The someone else in my case would be one of my teens...

longjane · 30/01/2012 12:42

he should have the lunch as all you doing is spreading the bug around by doing them yourself.

and yes he could do the school run but anything else no

only call hubby home if need to go to hospital other wise you have to cope

GypsyMoth · 30/01/2012 12:42

But altinkum, you have RUNG your DH to come home from work as you can't cope?? What's wrong, why can't you??( is there a backstory?)

valkilly · 30/01/2012 12:53

I have a bug too. Wasn't feeling great yesterday and was up all night being ill. DD (6 months) is still in our room and I didn't want to wake her up so DH didn't know I was ill until he was getting up for work this morning. When I told him I was ill, he contacted his boss and arranged to work from home, on the understanding that his main priority was the child care (also have DS aged 4 who had to go to school). If it was just a head cold then I would say YABU but if you're feeling like I do, then YANBU. Not only are you fit for nothing, you want to avoid passing a nasty bug to everyone else if at all possible.

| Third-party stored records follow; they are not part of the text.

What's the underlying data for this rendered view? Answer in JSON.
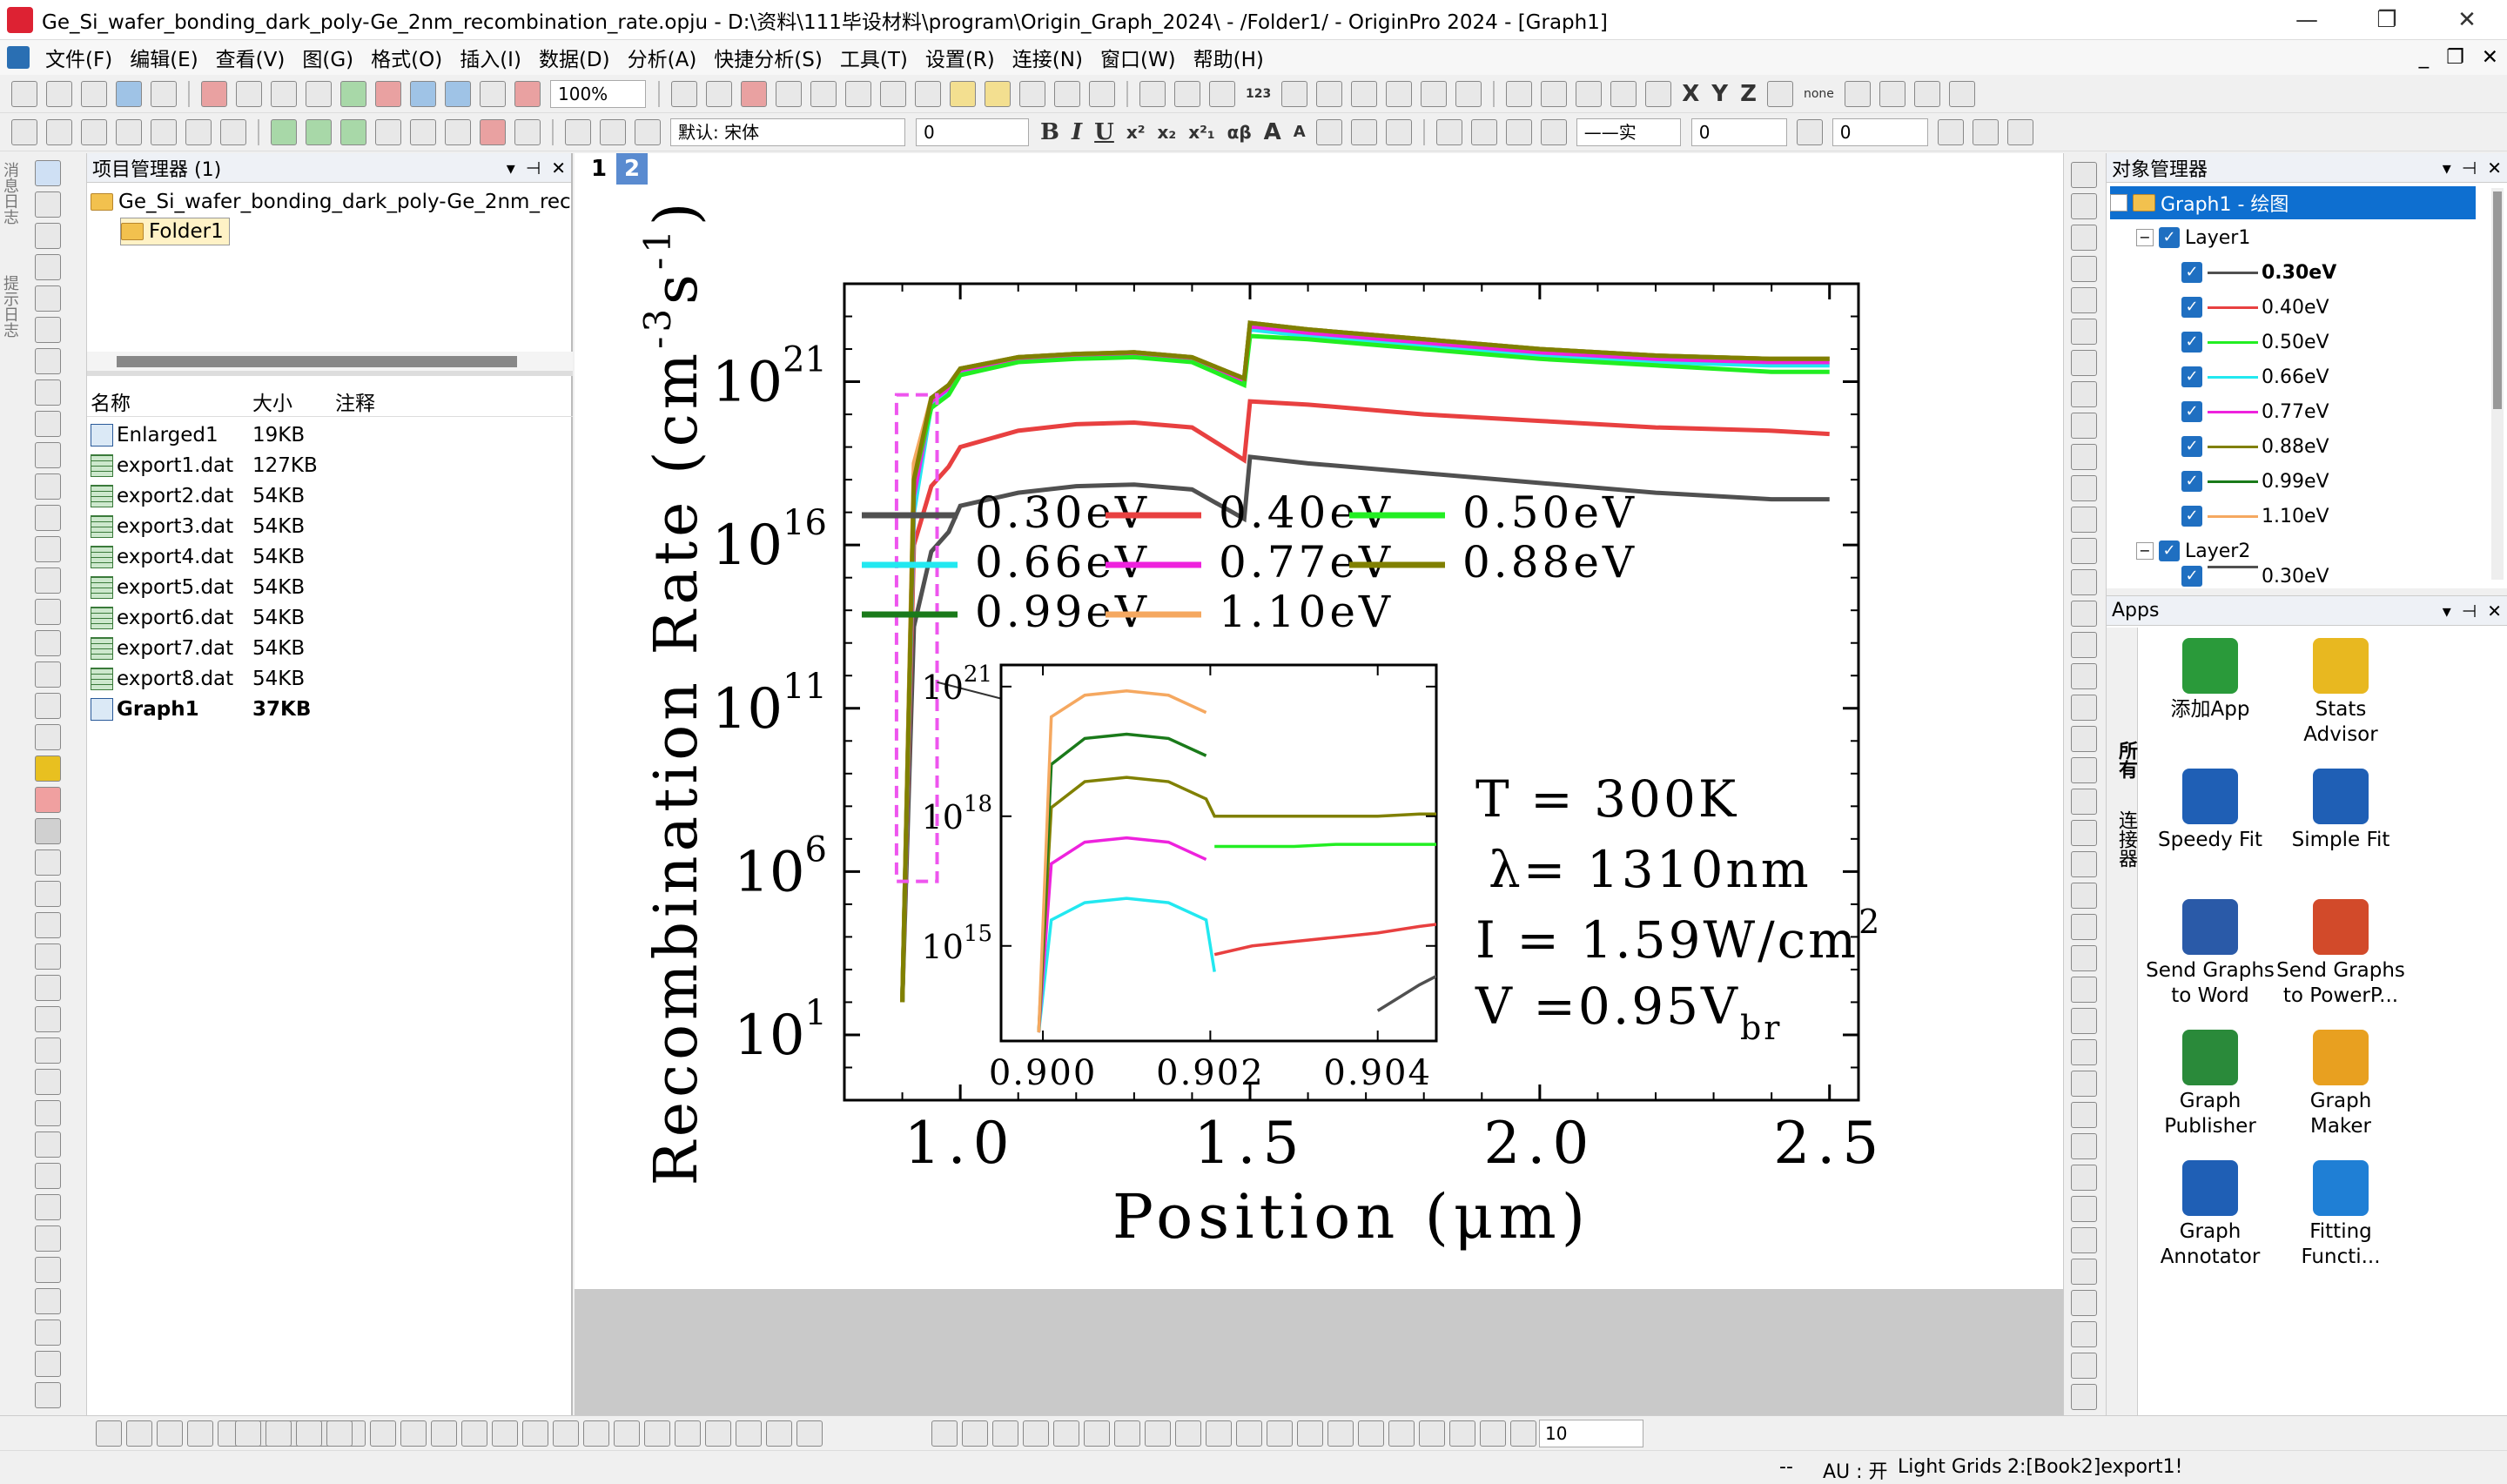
{
  "window": {
    "title": "Ge_Si_wafer_bonding_dark_poly-Ge_2nm_recombination_rate.opju - D:\\资料\\111毕设材料\\program\\Origin_Graph_2024\\ - /Folder1/ - OriginPro 2024 - [Graph1]",
    "minimize": "—",
    "restore": "❐",
    "close": "✕"
  },
  "menu": [
    "文件(F)",
    "编辑(E)",
    "查看(V)",
    "图(G)",
    "格式(O)",
    "插入(I)",
    "数据(D)",
    "分析(A)",
    "快捷分析(S)",
    "工具(T)",
    "设置(R)",
    "连接(N)",
    "窗口(W)",
    "帮助(H)"
  ],
  "menu_right": {
    "minimize": "_",
    "restore": "❐",
    "close": "✕"
  },
  "toolbar": {
    "zoom": "100%",
    "font": "默认: 宋体",
    "font_size": "0",
    "line_style": "——实",
    "line_width": "0",
    "fill_size": "0",
    "bold": "B",
    "italic": "I",
    "underline": "U",
    "superscript": "x²",
    "subscript": "x₂",
    "supsub": "x²₁",
    "greek": "αβ",
    "big_a": "A",
    "small_a": "A",
    "xyz": [
      "X",
      "Y",
      "Z"
    ],
    "none_label": "none",
    "count": "123"
  },
  "project_manager": {
    "title": "项目管理器 (1)",
    "root": "Ge_Si_wafer_bonding_dark_poly-Ge_2nm_rec",
    "folder": "Folder1",
    "columns": [
      "名称",
      "大小",
      "注释"
    ],
    "files": [
      {
        "name": "Enlarged1",
        "size": "19KB",
        "type": "graph"
      },
      {
        "name": "export1.dat",
        "size": "127KB",
        "type": "data"
      },
      {
        "name": "export2.dat",
        "size": "54KB",
        "type": "data"
      },
      {
        "name": "export3.dat",
        "size": "54KB",
        "type": "data"
      },
      {
        "name": "export4.dat",
        "size": "54KB",
        "type": "data"
      },
      {
        "name": "export5.dat",
        "size": "54KB",
        "type": "data"
      },
      {
        "name": "export6.dat",
        "size": "54KB",
        "type": "data"
      },
      {
        "name": "export7.dat",
        "size": "54KB",
        "type": "data"
      },
      {
        "name": "export8.dat",
        "size": "54KB",
        "type": "data"
      },
      {
        "name": "Graph1",
        "size": "37KB",
        "type": "graph",
        "bold": true
      }
    ]
  },
  "left_side_tabs": [
    "消息日志",
    "提示日志"
  ],
  "page_tabs": [
    "1",
    "2"
  ],
  "graph": {
    "ylabel_main": "Recombination Rate (cm",
    "ylabel_sup1": "-3",
    "ylabel_mid": "s",
    "ylabel_sup2": "-1",
    "ylabel_end": ")",
    "xlabel": "Position (μm)",
    "yticks": [
      {
        "base": "10",
        "exp": "1",
        "v": 1
      },
      {
        "base": "10",
        "exp": "6",
        "v": 6
      },
      {
        "base": "10",
        "exp": "11",
        "v": 11
      },
      {
        "base": "10",
        "exp": "16",
        "v": 16
      },
      {
        "base": "10",
        "exp": "21",
        "v": 21
      }
    ],
    "xticks": [
      "1.0",
      "1.5",
      "2.0",
      "2.5"
    ],
    "legend": [
      "0.30eV",
      "0.40eV",
      "0.50eV",
      "0.66eV",
      "0.77eV",
      "0.88eV",
      "0.99eV",
      "1.10eV"
    ],
    "annotations": {
      "T": "T = 300K",
      "lambda": "λ= 1310nm",
      "I": "I = 1.59W/cm",
      "I_sup": "2",
      "V": "V =0.95V",
      "V_sub": "br"
    },
    "inset": {
      "yticks": [
        {
          "base": "10",
          "exp": "21"
        },
        {
          "base": "10",
          "exp": "18"
        },
        {
          "base": "10",
          "exp": "15"
        }
      ],
      "xticks": [
        "0.900",
        "0.902",
        "0.904"
      ]
    }
  },
  "chart_data": {
    "type": "line",
    "xlabel": "Position (μm)",
    "ylabel": "Recombination Rate (cm-3s-1)",
    "yscale": "log",
    "xlim": [
      0.8,
      2.55
    ],
    "ylim_exponent": [
      -1,
      24
    ],
    "colors": {
      "0.30eV": "#505050",
      "0.40eV": "#e84040",
      "0.50eV": "#22ee22",
      "0.66eV": "#22e8f0",
      "0.77eV": "#ee22dd",
      "0.88eV": "#808000",
      "0.99eV": "#1a7a1a",
      "1.10eV": "#f5a860"
    },
    "x": [
      0.9,
      0.92,
      0.95,
      0.98,
      1.0,
      1.1,
      1.2,
      1.3,
      1.4,
      1.49,
      1.5,
      1.6,
      1.8,
      2.0,
      2.2,
      2.4,
      2.5
    ],
    "series": [
      {
        "name": "0.30eV",
        "log10_values": [
          2,
          13.5,
          15.8,
          16.4,
          17.2,
          17.6,
          17.8,
          17.85,
          17.7,
          16.8,
          18.7,
          18.5,
          18.2,
          17.9,
          17.6,
          17.4,
          17.4
        ]
      },
      {
        "name": "0.40eV",
        "log10_values": [
          2,
          16,
          17.8,
          18.4,
          19.0,
          19.5,
          19.7,
          19.75,
          19.6,
          18.6,
          20.4,
          20.3,
          20.0,
          19.8,
          19.6,
          19.5,
          19.4
        ]
      },
      {
        "name": "0.50eV",
        "log10_values": [
          2,
          18,
          20.2,
          20.6,
          21.2,
          21.6,
          21.7,
          21.75,
          21.6,
          20.9,
          22.4,
          22.3,
          22.0,
          21.7,
          21.5,
          21.3,
          21.3
        ]
      },
      {
        "name": "0.66eV",
        "log10_values": [
          2,
          17,
          20.3,
          20.7,
          21.3,
          21.65,
          21.75,
          21.8,
          21.7,
          21.0,
          22.6,
          22.4,
          22.1,
          21.8,
          21.6,
          21.5,
          21.5
        ]
      },
      {
        "name": "0.77eV",
        "log10_values": [
          2,
          17.5,
          20.4,
          20.8,
          21.35,
          21.7,
          21.8,
          21.85,
          21.7,
          21.0,
          22.7,
          22.5,
          22.2,
          21.9,
          21.7,
          21.6,
          21.6
        ]
      },
      {
        "name": "0.88eV",
        "log10_values": [
          2,
          18,
          20.5,
          20.9,
          21.4,
          21.75,
          21.85,
          21.9,
          21.75,
          21.1,
          22.8,
          22.6,
          22.3,
          22.0,
          21.8,
          21.7,
          21.7
        ]
      },
      {
        "name": "0.99eV",
        "log10_values": [
          2,
          18.2,
          20.5,
          20.9,
          21.4,
          21.75,
          21.85,
          21.9,
          21.75,
          21.1,
          22.8,
          22.6,
          22.3,
          22.0,
          21.8,
          21.7,
          21.7
        ]
      },
      {
        "name": "1.10eV",
        "log10_values": [
          2,
          18.5,
          20.5,
          20.9,
          21.4,
          21.75,
          21.85,
          21.9,
          21.75,
          21.1,
          22.8,
          22.6,
          22.3,
          22.0,
          21.8,
          21.7,
          21.7
        ]
      }
    ],
    "inset": {
      "xlim": [
        0.8995,
        0.9047
      ],
      "ylim_exponent": [
        12.8,
        21.5
      ],
      "x": [
        0.89995,
        0.9001,
        0.9005,
        0.901,
        0.9015,
        0.90195,
        0.90205,
        0.9025,
        0.903,
        0.9035,
        0.904,
        0.9045,
        0.9047
      ],
      "series": [
        {
          "name": "0.30eV",
          "log10_values": [
            null,
            null,
            null,
            null,
            null,
            null,
            null,
            null,
            null,
            null,
            13.5,
            14.1,
            14.3
          ]
        },
        {
          "name": "0.40eV",
          "log10_values": [
            null,
            null,
            null,
            null,
            null,
            null,
            14.8,
            15.0,
            15.1,
            15.2,
            15.3,
            15.45,
            15.5
          ]
        },
        {
          "name": "0.50eV",
          "log10_values": [
            null,
            null,
            null,
            null,
            null,
            null,
            17.3,
            17.3,
            17.3,
            17.35,
            17.35,
            17.35,
            17.35
          ]
        },
        {
          "name": "0.66eV",
          "log10_values": [
            13.0,
            15.6,
            16.0,
            16.1,
            16.0,
            15.6,
            14.4,
            null,
            null,
            null,
            null,
            null,
            null
          ]
        },
        {
          "name": "0.77eV",
          "log10_values": [
            13.0,
            16.9,
            17.4,
            17.5,
            17.4,
            17.0,
            null,
            null,
            null,
            null,
            null,
            null,
            null
          ]
        },
        {
          "name": "0.88eV",
          "log10_values": [
            13.0,
            18.2,
            18.8,
            18.9,
            18.8,
            18.4,
            18.0,
            18.0,
            18.0,
            18.0,
            18.0,
            18.05,
            18.05
          ]
        },
        {
          "name": "0.99eV",
          "log10_values": [
            13.0,
            19.2,
            19.8,
            19.9,
            19.8,
            19.4,
            null,
            null,
            null,
            null,
            null,
            null,
            null
          ]
        },
        {
          "name": "1.10eV",
          "log10_values": [
            13.0,
            20.3,
            20.8,
            20.9,
            20.8,
            20.4,
            null,
            null,
            null,
            null,
            null,
            null,
            null
          ]
        }
      ]
    }
  },
  "object_manager": {
    "title": "对象管理器",
    "root": "Graph1 - 绘图",
    "layer1": "Layer1",
    "layer2": "Layer2",
    "layer2_first": "0.30eV",
    "items": [
      "0.30eV",
      "0.40eV",
      "0.50eV",
      "0.66eV",
      "0.77eV",
      "0.88eV",
      "0.99eV",
      "1.10eV"
    ]
  },
  "apps": {
    "title": "Apps",
    "side_tabs": [
      "所有",
      "连接器"
    ],
    "items": [
      {
        "label1": "添加App",
        "label2": "",
        "color": "#2a9a3a"
      },
      {
        "label1": "Stats",
        "label2": "Advisor",
        "color": "#e8b820"
      },
      {
        "label1": "Speedy Fit",
        "label2": "",
        "color": "#1f5fb5"
      },
      {
        "label1": "Simple Fit",
        "label2": "",
        "color": "#1f5fb5"
      },
      {
        "label1": "Send Graphs",
        "label2": "to Word",
        "color": "#2a5aa8"
      },
      {
        "label1": "Send Graphs",
        "label2": "to PowerP...",
        "color": "#d24a2a"
      },
      {
        "label1": "Graph",
        "label2": "Publisher",
        "color": "#2a8a3a"
      },
      {
        "label1": "Graph",
        "label2": "Maker",
        "color": "#e8a020"
      },
      {
        "label1": "Graph",
        "label2": "Annotator",
        "color": "#1f5fb5"
      },
      {
        "label1": "Fitting",
        "label2": "Functi...",
        "color": "#1f7fd5"
      }
    ]
  },
  "status": {
    "font_size_combo": "10",
    "au": "AU : 开",
    "grids": "Light Grids",
    "book": "2:[Book2]export1!",
    "dashes": "--"
  }
}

It's very rare that this happens (thankfully) and if one of the DCs were ill, I would've taken the day off work. If you are ill, you can't help it and I think your DH could have lightened your load a little.

Hope you get well soon :)

squeakytoy · 30/01/2012 12:57

YABU, and Altinkum.. words fail me really about you. You do not need your husband home to help you cope with a 6yo child who has an upset stomach.

york67 · 30/01/2012 17:51

yanbu. Assuming a 40 hour week is 8 per day he could have worked 8.30 to 5.30. Therefore he wolud have been available to do food prep.
Plus should have done bedtime last night.

mum80 · 30/01/2012 18:41

Thank you for your replies. I didn't expect help to encrouch into the working day as such. All I really wanted was a little help with foodie bits. Being near food wasn't what I really wanted today.
Probably I would let morning bit go normally. However, at one point last night I had youngest dc nagging me to help with his pyjama pant whilst on loo. Sorry TMI alert. Allthis happened whilst dh was watching tv.
I guess that's the problem with being a SAHM. You can't go sick. You just have to carry on. However, it seems acceptable to "loll around on the sofa" when you work outside of home.
I am now much better thank you.

OP posts:
HexagonalQueenOfTheSummer · 30/01/2012 18:47

My DH never helps me or is sympathetic if I'm ill. He is a bit better now after I nearly left him over it a year ago but he still gets very moody if I'm ill and would never take a day off work over it.

YANBU, OP

shebird · 30/01/2012 18:57

My DH would never take time off if I was ill and never takes time off when the DCs are ill. I work PT and if they need to stay off school then I have to do the juggling with work. His argument is its not the done thing in his job and as the main earner he can't afford to take thetime off. Funny though how he manages to make time for taking clients to watch cricket for an afternoon. Makes my blood boil....

leftmymistletoeatthedoor · 30/01/2012 19:09

Altinkinmum - are you an emetophobe? If so I hope you are getting help for it. How old are your kids? Surely you've had one / both of them ill before on your own?

OTTMummA · 30/01/2012 19:44

I don't think it is anyone business why Altinkinmum's husband comes home to help out with sick children, if her husband does this willingly what is the problem?!

splashymcsplash · 30/01/2012 19:50

YANBU op but as a single mum I can only dream of help when sick. I have had flu countless times in the past year and each time have really struggled to look after and feed my baby, so you are definitely not alone.

LesserOfTwoWeevils · 30/01/2012 20:17

OP, being a SAHM doesn't mean you're on duty 24/7 even when you're well.
What exactly does his lordship do around his own house?

MrsTerryPratchett · 30/01/2012 20:31

He should have done the meals and bedtime. All this crap about women having to cope while men need time off, seriously. We all work hard, we all need help. It makes no sense for you to do toileting and food prep when you're sick because everyone will get sick.